In weniger als einer Minute, sofern die Software des Blogs tut was sie soll,
wird das Jahr um sein. 2006 ist dann vergangen und wir dürfen uns alle die
ersten Tage konzentrieren, wenn es gilt, das aktuelle Datum korrekt zu notieren.
Ich tu mir grad etwas schwer damit, das vergangene Jahr Revue passieren zu
lassen, so viel ist passiert! Wirklich wichtig wurde 2006 erst, als ich Karin
kennen lernte.
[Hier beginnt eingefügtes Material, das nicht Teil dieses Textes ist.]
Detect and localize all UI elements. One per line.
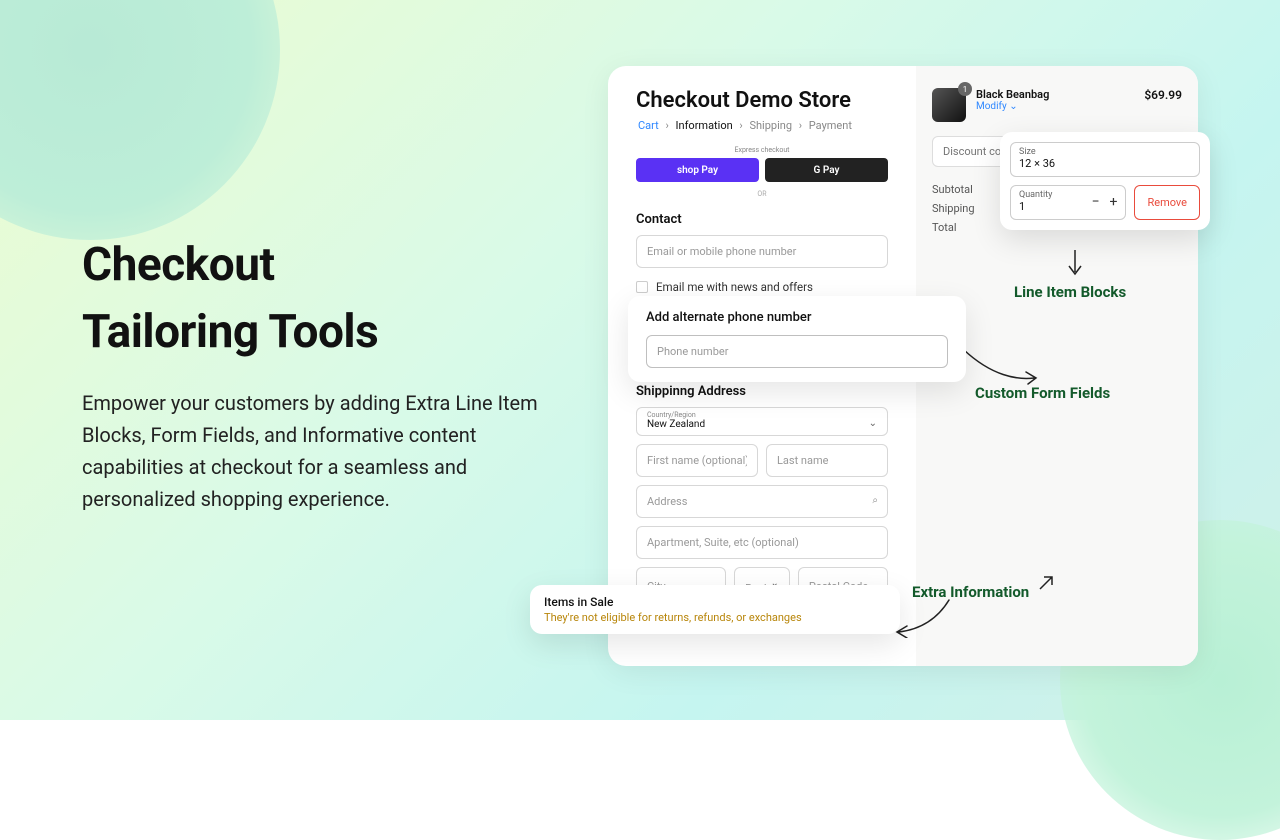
product-thumbnail: 1 bbox=[932, 88, 966, 122]
product-price: $69.99 bbox=[1144, 88, 1182, 102]
divider-or: OR bbox=[636, 190, 888, 198]
callout-custom-form: Custom Form Fields bbox=[975, 384, 1110, 402]
sale-title: Items in Sale bbox=[544, 595, 886, 609]
crumb-cart[interactable]: Cart bbox=[638, 119, 659, 132]
chevron-down-icon: ⌄ bbox=[1009, 101, 1017, 112]
shipping-address-label: Shippinng Address bbox=[636, 384, 888, 399]
promo-body: Empower your customers by adding Extra L… bbox=[82, 387, 552, 515]
crumb-payment[interactable]: Payment bbox=[809, 119, 852, 132]
address-input[interactable] bbox=[636, 485, 888, 518]
sale-text: They're not eligible for returns, refund… bbox=[544, 611, 886, 624]
callout-line-item: Line Item Blocks bbox=[1014, 283, 1126, 301]
quantity-badge: 1 bbox=[958, 82, 972, 96]
sale-info-card: Items in Sale They're not eligible for r… bbox=[530, 585, 900, 634]
crumb-information[interactable]: Information bbox=[676, 119, 733, 132]
minus-icon[interactable]: − bbox=[1091, 194, 1099, 210]
checkout-card: Checkout Demo Store Cart › Information ›… bbox=[608, 66, 1198, 666]
crumb-shipping[interactable]: Shipping bbox=[749, 119, 792, 132]
apartment-input[interactable] bbox=[636, 526, 888, 559]
alt-phone-popout: Add alternate phone number bbox=[628, 296, 966, 382]
promo-block: Checkout Tailoring Tools Empower your cu… bbox=[82, 232, 552, 515]
google-pay-button[interactable]: G Pay bbox=[765, 158, 888, 182]
shop-pay-button[interactable]: shop Pay bbox=[636, 158, 759, 182]
callout-extra-info: Extra Information bbox=[912, 583, 1029, 601]
news-label: Email me with news and offers bbox=[656, 280, 813, 294]
remove-button[interactable]: Remove bbox=[1134, 185, 1200, 220]
size-field[interactable]: Size 12 × 36 bbox=[1010, 142, 1200, 177]
express-checkout-label: Express checkout bbox=[636, 146, 888, 154]
contact-label: Contact bbox=[636, 212, 888, 227]
search-icon: ⌕ bbox=[872, 495, 878, 506]
last-name-input[interactable] bbox=[766, 444, 888, 477]
modify-link[interactable]: Modify ⌄ bbox=[976, 101, 1134, 112]
chevron-down-icon: ⌄ bbox=[869, 418, 877, 429]
store-title: Checkout Demo Store bbox=[636, 88, 888, 113]
plus-icon[interactable]: + bbox=[1110, 194, 1118, 210]
news-checkbox[interactable] bbox=[636, 281, 648, 293]
alt-phone-title: Add alternate phone number bbox=[646, 310, 948, 325]
first-name-input[interactable] bbox=[636, 444, 758, 477]
breadcrumb: Cart › Information › Shipping › Payment bbox=[636, 119, 888, 132]
product-name: Black Beanbag bbox=[976, 88, 1134, 101]
country-select[interactable]: Country/Region New Zealand ⌄ bbox=[636, 407, 888, 436]
promo-title: Checkout Tailoring Tools bbox=[82, 232, 552, 365]
email-phone-input[interactable] bbox=[636, 235, 888, 268]
modify-popover: Size 12 × 36 Quantity 1 − + Remo bbox=[1000, 132, 1210, 230]
alt-phone-input[interactable] bbox=[646, 335, 948, 368]
quantity-stepper[interactable]: Quantity 1 − + bbox=[1010, 185, 1126, 220]
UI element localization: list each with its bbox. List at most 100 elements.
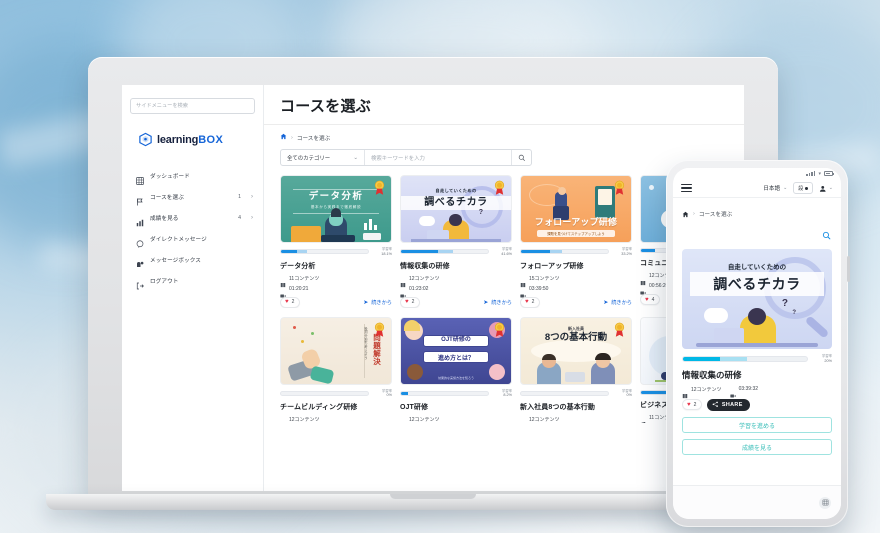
progress-row: 学習率 41.6% — [400, 247, 512, 256]
award-ribbon-icon — [493, 180, 506, 196]
share-button[interactable]: SHARE — [707, 398, 750, 412]
search-button[interactable] — [511, 150, 531, 165]
progress-fill-primary — [521, 250, 550, 254]
app-logo[interactable]: learningBOX — [122, 114, 263, 147]
course-card[interactable]: 新入社員 8つの基本行動 学習率 0% 新入社員8つの基本行動 12コンテンツ — [520, 316, 632, 424]
sidebar-item-courses[interactable]: コースを選ぶ 1 › — [122, 186, 263, 207]
breadcrumb: › コースを選ぶ — [264, 125, 744, 142]
chevron-down-icon: ⌄ — [783, 185, 788, 191]
like-button[interactable]: ♥ 2 — [682, 399, 703, 411]
video-icon — [280, 286, 286, 298]
sidebar-item-count: 4 — [238, 214, 241, 221]
course-card[interactable]: データ分析 基本から実践まで徹底解説 学習率 18.1% データ分析 11コンテ… — [280, 175, 392, 308]
study-button[interactable]: 学習を進める — [682, 417, 832, 434]
breadcrumb-current: コースを選ぶ — [296, 135, 331, 142]
course-contents-count: 12コンテンツ — [691, 386, 722, 393]
course-contents-meta: 12コンテンツ — [280, 416, 392, 423]
book-icon — [400, 417, 406, 423]
award-ribbon-icon — [373, 322, 386, 338]
sidebar-item-logout[interactable]: ログアウト — [122, 270, 263, 291]
progress-fill-secondary — [437, 250, 454, 254]
like-count: 2 — [411, 299, 415, 306]
course-thumbnail[interactable]: 自走していくための 調べるチカラ ? ? — [682, 249, 832, 349]
course-thumbnail[interactable]: 問題解決 役割分担も考えよう — [280, 316, 392, 385]
grades-button[interactable]: 成績を見る — [682, 439, 832, 456]
send-icon: ➤ — [483, 299, 489, 306]
book-icon — [280, 275, 286, 288]
course-thumbnail[interactable]: 自走していくための 調べるチカラ ? — [400, 175, 512, 243]
resume-link[interactable]: ➤ 続きから — [483, 299, 512, 306]
thumbnail-title: フォローアップ研修 — [534, 216, 618, 227]
sidebar-item-message-box[interactable]: メッセージボックス — [122, 249, 263, 270]
progress-label-value: 18.1% — [381, 251, 392, 256]
home-icon[interactable] — [682, 205, 689, 223]
phone-course-card[interactable]: 自走していくための 調べるチカラ ? ? 学習率 20% 情報収集の研修 12コ… — [673, 245, 841, 456]
course-card[interactable]: OJT研修の 進め方とは？ 効果的な実施方法を知ろう 学習率 8.2% OJT研… — [400, 316, 512, 424]
home-icon[interactable] — [280, 133, 287, 142]
course-card[interactable]: 問題解決 役割分担も考えよう 学習率 0% チームビルディング研修 12コンテン… — [280, 316, 392, 424]
progress-track — [520, 390, 609, 396]
course-card-footer: ♥ 2 ➤ 続きから — [400, 296, 512, 308]
language-selector[interactable]: 日本語 ⌄ — [763, 184, 787, 192]
category-select-value: 全てのカテゴリー — [287, 155, 331, 162]
study-button-label: 学習を進める — [738, 423, 775, 430]
sidebar-item-label: 成績を見る — [150, 215, 179, 222]
progress-label: 学習率 18.1% — [373, 247, 392, 256]
phone-status-bar: ▾ — [673, 168, 841, 179]
like-button[interactable]: ♥ 4 — [640, 294, 661, 305]
progress-track — [280, 390, 369, 396]
course-duration: 03:39:50 — [529, 285, 549, 292]
course-card[interactable]: フォローアップ研修 課題を見つけてステップアップしよう 学習率 33.2% フォ… — [520, 175, 632, 308]
course-thumbnail[interactable]: フォローアップ研修 課題を見つけてステップアップしよう — [520, 175, 632, 243]
course-duration-meta: 01:20:21 — [280, 286, 392, 298]
sidebar-item-grades[interactable]: 成績を見る 4 › — [122, 207, 263, 228]
video-icon — [640, 283, 646, 295]
progress-row: 学習率 20% — [682, 354, 832, 363]
phone-mockup: ▾ 日本語 ⌄ 段 ⌄ › コースを選ぶ 自走していくための 調べるチカラ ? … — [666, 160, 850, 527]
sidebar-item-label: ダイレクトメッセージ — [150, 236, 207, 243]
user-menu[interactable]: ⌄ — [819, 179, 833, 197]
course-contents-meta: 11コンテンツ — [280, 275, 392, 288]
phone-side-button — [847, 256, 850, 282]
list-icon[interactable] — [819, 496, 831, 509]
course-title: フォローアップ研修 — [520, 262, 584, 270]
like-count: 2 — [531, 299, 535, 306]
progress-fill-secondary — [720, 356, 748, 361]
like-button[interactable]: ♥ 2 — [400, 296, 421, 308]
search-filter-box: 全てのカテゴリー ⌄ 検索キーワードを入力 — [280, 149, 532, 166]
progress-fill-primary — [683, 356, 721, 361]
search-icon[interactable] — [822, 227, 831, 245]
video-icon — [520, 286, 526, 298]
hamburger-icon[interactable] — [681, 183, 692, 193]
sidebar-item-direct-message[interactable]: ダイレクトメッセージ — [122, 228, 263, 249]
category-select[interactable]: 全てのカテゴリー ⌄ — [281, 150, 365, 165]
like-button[interactable]: ♥ 2 — [520, 296, 541, 308]
sidebar-item-dashboard[interactable]: ダッシュボード — [122, 165, 263, 186]
course-contents-count: 12コンテンツ — [409, 417, 440, 424]
progress-row: 学習率 0% — [520, 389, 632, 397]
like-button[interactable]: ♥ 2 — [280, 296, 301, 308]
course-thumbnail[interactable]: データ分析 基本から実践まで徹底解説 — [280, 175, 392, 243]
course-thumbnail[interactable]: 新入社員 8つの基本行動 — [520, 316, 632, 385]
course-card[interactable]: 自走していくための 調べるチカラ ? 学習率 41.6% 情報収集の研修 12コ… — [400, 175, 512, 308]
resume-link[interactable]: ➤ 続きから — [363, 299, 392, 306]
share-icon — [712, 401, 719, 410]
phone-search-row — [673, 223, 841, 245]
phone-footer — [673, 485, 841, 519]
laptop-screen: learningBOX ダッシュボード コースを選ぶ — [122, 85, 744, 491]
rank-badge[interactable]: 段 — [793, 182, 814, 194]
course-contents-meta: 12コンテンツ — [682, 386, 722, 399]
course-title: 情報収集の研修 — [682, 369, 742, 380]
course-duration-meta: 03:39:50 — [520, 285, 632, 298]
breadcrumb-separator: › — [693, 211, 695, 217]
wifi-icon: ▾ — [818, 170, 821, 177]
sidebar-search-input[interactable] — [130, 98, 255, 114]
course-duration: 01:23:02 — [409, 285, 429, 292]
resume-link[interactable]: ➤ 続きから — [603, 299, 632, 306]
course-thumbnail[interactable]: OJT研修の 進め方とは？ 効果的な実施方法を知ろう — [400, 316, 512, 385]
rank-badge-label: 段 — [798, 185, 804, 192]
keyword-search-input[interactable]: 検索キーワードを入力 — [365, 150, 511, 165]
thumbnail-subtitle: 進め方とは？ — [437, 355, 474, 362]
phone-card-actions: ♥ 2 SHARE — [682, 398, 832, 412]
thumbnail-title: 問題解決 — [373, 332, 381, 367]
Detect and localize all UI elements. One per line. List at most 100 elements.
Irgendwie komisch, dass es gerade durch dieses Blog, oder
genauer dank des IRC Channels von Bob dazu kam. Wir sind beide nicht der Typ
Mensch, die sich im Netz nach Partnern umsehen, ergo muss einer von uns zweien
ein Glückskind sein. Ziemlich wahrscheinlich ich, denn eigentlich habe ich sie
gar nicht verdient! ;)
Dann kam da noch der leidige Wechsel zu Oberflächentechnik, ob sich dadurch
das Ende meines Studiums eingeläutet hatte wird sich noch zeigen.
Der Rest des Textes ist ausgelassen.